I think that IDA with a low bandwidth overseer is not accurately described as “AI learns to reason from humans”, rather more “Humans figure out how to reason explicitly, then the AI learns from the explicit reasoning”. As Wei Dai has pointed out, amplified low bandwidth oversight will not actually end up reasoning like a human. Humans have implicit knowledge that helps them perform tasks when they see the whole task. But not all of this knowledge can be understood and break into smaller pieces. Low bandwidth oversight requires that the overseer not use any of this knowledge.

Now, it’s quite possible that performance still could be recovered by doing things like searching over a solution space, or by reasoning about when it is safe to use training data from insecure humans. But these solutions could look quite different from human reasoning. In discussion on Universality Amplification, Paul describes why he thinks that a low bandwidth overseer could still perform image classification, but the process looks very different from a human using their visual system to interpret the image:

“I’ve now played three rounds of the following game (inspired by Geoffrey Irving who has been thinking about debate): two debaters try to convince a judge about the contents of an image, e.g. by saying “It’s a cat because it has pointy ears.” To justify these claims, they make still simpler claims, like “The left ears is approximately separated from the background by two lines that meet at a 60 degree angle.” And so on. Ultimately if the debaters disagree about the contents of a single pixel then the judge is allowed to look at that pixel. This seems to give you a tree to reduce high-level claims about the image to low-level claims (which can be followed in reverse by amplification to classify the image). I believe the honest debater can quite easily win this game, and that this pretty strongly suggests that amplification will be able to classify the image.”

Conclusion: Weighing Evidence for IDA

The important takeaway is that considering IDA requires clarifying whether you are considering IDA with high or low bandwidth oversight. Then, only count considerations that actually apply to that approach. I think there’s a way to misunderstand the approach where you mostly think about high bandwidth oversight and count the feeling like it’s somewhat understandable, feels plausible to you that it could work and that it avoids some hard problems. But if you then also count Paul’s opinion that it could work, you may be overconfident - the approach that Paul claims is most likely to work is the low bandwidth oversight approach.
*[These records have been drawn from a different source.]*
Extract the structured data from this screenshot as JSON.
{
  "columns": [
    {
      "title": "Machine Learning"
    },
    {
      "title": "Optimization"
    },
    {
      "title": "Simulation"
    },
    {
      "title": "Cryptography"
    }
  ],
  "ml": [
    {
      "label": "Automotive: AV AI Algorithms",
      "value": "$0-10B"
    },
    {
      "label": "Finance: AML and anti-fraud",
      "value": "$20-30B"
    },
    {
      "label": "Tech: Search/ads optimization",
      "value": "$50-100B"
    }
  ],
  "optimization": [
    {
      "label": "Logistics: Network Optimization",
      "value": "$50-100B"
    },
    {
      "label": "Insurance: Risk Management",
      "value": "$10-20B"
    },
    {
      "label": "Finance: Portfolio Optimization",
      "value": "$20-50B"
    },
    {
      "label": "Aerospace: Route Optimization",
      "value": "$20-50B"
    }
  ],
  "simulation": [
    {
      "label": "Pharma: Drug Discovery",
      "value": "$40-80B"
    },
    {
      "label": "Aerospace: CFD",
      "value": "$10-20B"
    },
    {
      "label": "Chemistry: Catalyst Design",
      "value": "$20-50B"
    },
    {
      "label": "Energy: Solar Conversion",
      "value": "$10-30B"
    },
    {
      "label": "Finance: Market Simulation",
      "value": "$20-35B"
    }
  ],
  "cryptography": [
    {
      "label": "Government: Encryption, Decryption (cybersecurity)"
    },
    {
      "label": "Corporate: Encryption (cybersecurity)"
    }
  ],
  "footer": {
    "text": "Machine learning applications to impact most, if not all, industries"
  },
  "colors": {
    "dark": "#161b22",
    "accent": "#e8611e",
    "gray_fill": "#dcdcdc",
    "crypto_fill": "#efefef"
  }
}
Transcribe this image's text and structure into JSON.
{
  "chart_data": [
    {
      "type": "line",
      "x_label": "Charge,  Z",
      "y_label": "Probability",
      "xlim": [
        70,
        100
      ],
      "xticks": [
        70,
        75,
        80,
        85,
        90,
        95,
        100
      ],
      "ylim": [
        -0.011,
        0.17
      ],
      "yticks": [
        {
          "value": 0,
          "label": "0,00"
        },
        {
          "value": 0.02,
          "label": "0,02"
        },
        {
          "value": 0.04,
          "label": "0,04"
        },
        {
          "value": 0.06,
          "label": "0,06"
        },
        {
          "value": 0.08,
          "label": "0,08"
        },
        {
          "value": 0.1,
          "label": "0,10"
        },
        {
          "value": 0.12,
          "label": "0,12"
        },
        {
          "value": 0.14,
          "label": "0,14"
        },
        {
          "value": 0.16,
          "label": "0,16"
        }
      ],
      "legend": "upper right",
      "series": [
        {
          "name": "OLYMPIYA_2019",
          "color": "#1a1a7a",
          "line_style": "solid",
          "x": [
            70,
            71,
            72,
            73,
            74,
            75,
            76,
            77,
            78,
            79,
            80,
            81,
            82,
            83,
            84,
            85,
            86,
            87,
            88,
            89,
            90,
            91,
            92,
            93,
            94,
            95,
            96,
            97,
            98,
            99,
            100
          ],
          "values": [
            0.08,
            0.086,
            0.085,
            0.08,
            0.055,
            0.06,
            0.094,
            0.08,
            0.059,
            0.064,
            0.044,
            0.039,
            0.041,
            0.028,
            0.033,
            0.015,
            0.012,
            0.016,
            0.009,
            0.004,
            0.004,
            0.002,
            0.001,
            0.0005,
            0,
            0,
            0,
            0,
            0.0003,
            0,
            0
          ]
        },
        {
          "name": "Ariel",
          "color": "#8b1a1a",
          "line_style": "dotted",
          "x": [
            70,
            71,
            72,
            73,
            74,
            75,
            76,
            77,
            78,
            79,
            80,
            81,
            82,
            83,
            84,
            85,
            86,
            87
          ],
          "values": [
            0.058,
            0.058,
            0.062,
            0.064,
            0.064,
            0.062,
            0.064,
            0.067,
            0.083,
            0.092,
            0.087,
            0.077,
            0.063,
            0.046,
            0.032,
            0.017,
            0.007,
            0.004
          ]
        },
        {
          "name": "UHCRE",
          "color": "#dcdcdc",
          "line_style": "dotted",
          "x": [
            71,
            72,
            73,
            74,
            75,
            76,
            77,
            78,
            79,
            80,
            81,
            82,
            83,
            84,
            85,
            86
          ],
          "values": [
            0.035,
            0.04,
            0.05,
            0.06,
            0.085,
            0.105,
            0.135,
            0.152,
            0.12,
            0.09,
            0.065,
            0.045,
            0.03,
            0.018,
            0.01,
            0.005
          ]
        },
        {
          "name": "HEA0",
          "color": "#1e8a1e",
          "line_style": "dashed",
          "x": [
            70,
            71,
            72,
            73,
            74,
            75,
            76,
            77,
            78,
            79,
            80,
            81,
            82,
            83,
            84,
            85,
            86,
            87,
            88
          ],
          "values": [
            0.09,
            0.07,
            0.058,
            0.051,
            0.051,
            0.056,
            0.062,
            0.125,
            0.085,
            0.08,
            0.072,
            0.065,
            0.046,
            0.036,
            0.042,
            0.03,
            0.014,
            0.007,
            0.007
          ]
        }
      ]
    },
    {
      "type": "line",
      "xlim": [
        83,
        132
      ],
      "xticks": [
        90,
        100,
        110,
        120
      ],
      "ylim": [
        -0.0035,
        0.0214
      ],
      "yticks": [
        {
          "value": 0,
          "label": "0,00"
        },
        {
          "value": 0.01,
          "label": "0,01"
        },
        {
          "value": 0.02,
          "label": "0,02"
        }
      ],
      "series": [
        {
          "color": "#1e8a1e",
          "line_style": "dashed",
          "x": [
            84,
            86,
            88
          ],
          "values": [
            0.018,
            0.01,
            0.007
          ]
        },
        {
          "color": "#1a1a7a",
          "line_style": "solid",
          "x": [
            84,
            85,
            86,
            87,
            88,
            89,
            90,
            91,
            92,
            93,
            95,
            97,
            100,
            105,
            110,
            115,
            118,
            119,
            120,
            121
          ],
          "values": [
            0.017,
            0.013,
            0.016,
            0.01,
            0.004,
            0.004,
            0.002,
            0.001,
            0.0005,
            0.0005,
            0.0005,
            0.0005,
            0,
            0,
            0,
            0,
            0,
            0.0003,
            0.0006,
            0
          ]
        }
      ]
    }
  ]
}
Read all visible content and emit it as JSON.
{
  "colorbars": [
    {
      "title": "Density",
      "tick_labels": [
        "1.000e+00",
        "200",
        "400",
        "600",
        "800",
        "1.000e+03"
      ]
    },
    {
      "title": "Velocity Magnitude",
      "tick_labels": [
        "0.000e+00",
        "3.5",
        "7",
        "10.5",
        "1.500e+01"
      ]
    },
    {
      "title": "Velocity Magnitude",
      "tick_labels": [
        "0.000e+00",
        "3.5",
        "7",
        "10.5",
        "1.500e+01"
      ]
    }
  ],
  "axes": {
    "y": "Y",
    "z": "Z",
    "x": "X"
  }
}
Additionally, I think it’s useful to consider both models as alternative tools for understanding oversight: for example, the problems in low bandwidth oversight might be less obvious but still important to consider in the high bandwidth oversight regime.

After understanding this, I am more nervous about whether Paul’s approach would work if implemented, due to the additional complications of working with low bandwidth oversight. I am somewhat optimistic that further work (such as fleshing out how particular problems could be address through low bandwidth oversight) will shed light on this issue, and either make it seem more likely to succeed or yield more understanding of why it won’t succeed. I’m also still optimistic about Paul’s approach yielding ideas or insights that could be useful for designing aligned AIs in different ways.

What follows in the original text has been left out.